"Wir sind Frauen des Schattens", sagt Patricia Lesage. Frühmorgens putzt die 57-Jährige einen Kinderhort und das ist nur einer ihrer Jobs, mit denen sie sich über Wasser hält. Vier Kinder hat sie großgezogen, ihr Leben lang gearbeitet, und doch wird sie, wenn sie in Pension geht, nicht mehr als 270 Euro bekommen. Patricia Lesage ist alles andere als ein Einzelfall, die schleichende Armut betrifft Alte wie Junge, gut, wie weniger gut ausgebildete Menschen.

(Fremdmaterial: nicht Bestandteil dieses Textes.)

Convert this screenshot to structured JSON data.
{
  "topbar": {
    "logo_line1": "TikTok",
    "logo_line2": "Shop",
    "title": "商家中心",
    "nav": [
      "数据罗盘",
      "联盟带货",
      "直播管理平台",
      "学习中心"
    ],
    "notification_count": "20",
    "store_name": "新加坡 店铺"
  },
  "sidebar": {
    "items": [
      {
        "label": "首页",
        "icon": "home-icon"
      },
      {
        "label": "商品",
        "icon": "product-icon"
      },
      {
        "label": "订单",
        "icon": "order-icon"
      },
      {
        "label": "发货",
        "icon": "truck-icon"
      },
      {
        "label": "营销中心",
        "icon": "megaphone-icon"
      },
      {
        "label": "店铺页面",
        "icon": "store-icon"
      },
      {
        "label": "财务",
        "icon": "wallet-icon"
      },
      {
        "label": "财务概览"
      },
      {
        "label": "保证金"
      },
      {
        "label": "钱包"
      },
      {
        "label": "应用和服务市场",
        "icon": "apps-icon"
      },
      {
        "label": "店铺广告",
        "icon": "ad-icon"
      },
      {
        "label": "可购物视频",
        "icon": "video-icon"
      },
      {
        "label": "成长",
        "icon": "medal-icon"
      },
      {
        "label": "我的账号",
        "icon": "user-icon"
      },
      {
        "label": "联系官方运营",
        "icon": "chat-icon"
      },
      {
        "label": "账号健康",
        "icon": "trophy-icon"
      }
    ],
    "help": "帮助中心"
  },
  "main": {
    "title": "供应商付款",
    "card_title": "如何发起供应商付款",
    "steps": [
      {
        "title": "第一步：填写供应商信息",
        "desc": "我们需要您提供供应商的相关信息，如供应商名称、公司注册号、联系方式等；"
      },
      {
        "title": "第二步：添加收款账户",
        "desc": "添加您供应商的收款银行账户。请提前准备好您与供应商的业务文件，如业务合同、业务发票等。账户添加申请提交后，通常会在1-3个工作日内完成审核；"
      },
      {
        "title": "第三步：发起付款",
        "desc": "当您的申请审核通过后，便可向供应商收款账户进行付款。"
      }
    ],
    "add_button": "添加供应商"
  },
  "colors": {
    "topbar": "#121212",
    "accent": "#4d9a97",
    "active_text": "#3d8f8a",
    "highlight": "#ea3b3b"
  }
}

Der britische Soziologe Guy Standing hat sich mit dieser gesellschaftlichen Entwicklung in seinem Standardwerk "Prekariat" auseinandergesetzt: "Das Prekariat besteht aus vielen Millionen Menschen, denen gesagt wird, sie sollen sich an unsichere Arbeit gewöhnen. Sie leben in vielerlei Hinsicht in Unsicherheiten. Sie leben in Bruchstücken", skizziert er die alltäglichen Lebensumstände vieler in der sehenswerten Arte-Doku "Arm trotz Arbeit – Die Krise der Mittelschicht" (Dienstag, 20.15 Uhr und in der Mediathek). Die Filmemacher Katharina Wolff und Valentin lassen Betroffene wie Experten und Expertinnen zu Wort kommen.
Erzählt wird nicht nur von den alltäglichen Nöten, sondern auch von der massiven Angst vor dem Abstieg, dem permanenten Druck der Unsicherheit, die sich auch gesellschaftspolitisch massiv niederschlägt, warnt Guy Standing: "Wenn wir nicht dringend die Bedürfnisse des Prekariats angehen und etwas gegen die wachsende Unsicherheit machen, wird bald ein politisches Monster entstehen."
Viele Betroffene sind nicht nur politikverdrossen, sondern auch wütend. Flexible Arbeitsverträge, mangelnde soziale Absicherung und ein Lohn, der nicht mehr zum Überleben reicht. Hinzu kommen die Folgen der Pandemie und die aktuelle Teuerung, welche die schleichende Entwicklung massiv beschleunigen. Die Doku richtet den Blick auf die Auslöser dieses Prozesses, aber auch auf Gegenstrategien, um dem Zersetzungsprozess entgegenzuwirken. Auch wenn es oft nur lokale Initiativen sind, wie etwa ein Solidaritätsnetzwerk oder eine Kooperative gegen die Ausbeutung der Fahrradkurierfirmen, es sind Formen von Selbstermächtigung gegen die politische Untätigkeit. Eine Doku, die durch die Augen der Betroffenen auf das große Ganze blickt und mit aller Dringlichkeit die Notwendigkeit eines Umdenkens einfordert.